He looked a little bit
the worse for wear and tear,
but he acted and sounded
just like his old self.
Maureen was telling me that the cyst was about the size of a golf ball.
I know that it must have been quite large,
for it was quite prominent on the child’s neck.
In fact, for a while, they thought he had the mumps.
The doctor assured Maureen that there was nothing to worry about.
This evening Mike and Brian came over, and the four of us,
including Uno, went to the show in the hall.
I don’t go to shows too much up here;
in fact, I don’t even go too much outside,
but when you have been up here as long as I have,
you’ll go to almost anything for a change.

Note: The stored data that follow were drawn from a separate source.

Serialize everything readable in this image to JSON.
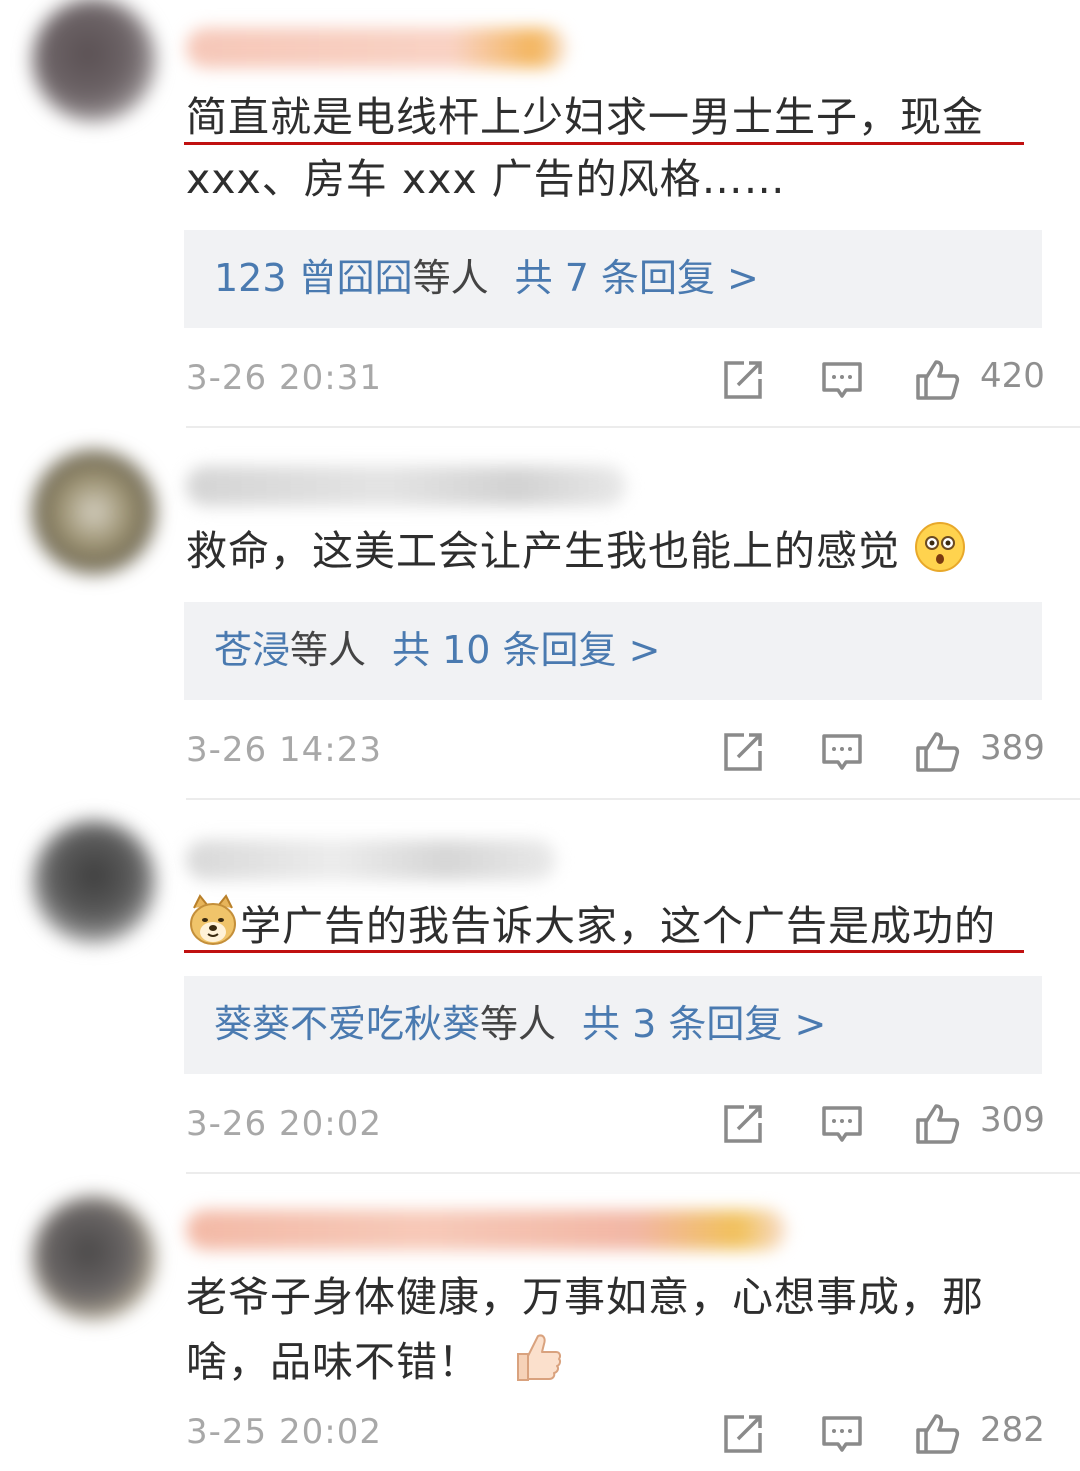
{
  "comments": [
    {
      "text_lines": [
        "简直就是电线杆上少妇求一男士生子，现金",
        "xxx、房车 xxx 广告的风格……"
      ],
      "reply": {
        "names": "123 曾囧囧",
        "others": "等人",
        "count": "共 7 条回复 >"
      },
      "time": "3-26 20:31",
      "likes": "420"
    },
    {
      "text_lines": [
        "救命，这美工会让产生我也能上的感觉"
      ],
      "emoji_after": "astonished-face-emoji",
      "reply": {
        "names": "苍浸",
        "others": "等人",
        "count": "共 10 条回复 >"
      },
      "time": "3-26 14:23",
      "likes": "389"
    },
    {
      "text_lines": [
        "学广告的我告诉大家，这个广告是成功的"
      ],
      "emoji_before": "doge-emoji",
      "reply": {
        "names": "葵葵不爱吃秋葵",
        "others": "等人",
        "count": "共 3 条回复 >"
      },
      "time": "3-26 20:02",
      "likes": "309"
    },
    {
      "text_lines": [
        "老爷子身体健康，万事如意，心想事成，那",
        "啥，品味不错！"
      ],
      "emoji_after": "thumbs-up-emoji",
      "time": "3-25 20:02",
      "likes": "282"
    }
  ],
  "icons": {
    "share": "share-icon",
    "comment": "comment-icon",
    "like": "like-icon"
  },
  "colors": {
    "link": "#4a7ab0",
    "underline": "#c01010",
    "reply_bg": "#f1f2f4",
    "meta": "#a8a8a8"
  }
}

The show tonight was a real poor one,
even by Lansdowne House standards.
As far as entertainment goes,
this was the absolute last resort.
The title was Prairie Rustlers,
and I am sure it must have starred Tom Mix
or even someone back farther than him.
Buster Crabbe and Al St. John, Stars of Prairie Rustlers,
in the Movie Shadows of Death, 1945
Well, this is all that happened to me today,
so I will devote the rest of this issue to a dissertation on dog teams.
I have yet to drive a dog team, but I hope that
not too much times passes before I accomplish this feat.
Credit: Bud Glunz. National Film Board of Canada.
Photothèque. Library and Archives Canada, e010962320 /
I think one of the funniest things that I have ever seen in all my life
was the troubles that a poor Indian was having one morning
with a new team that apparently hadn’t been broken to harness too long.
Either that, or they were a bunch of dogs that hadn’t been
worked together as a team too long.
He loaded the sleigh at the co-op store on the Island
and headed them toward the lake.
From the store to the lake, the road passed twelve trees.
Each dog investigated each tree,
so the whole team made 48 stops on the way to the lake.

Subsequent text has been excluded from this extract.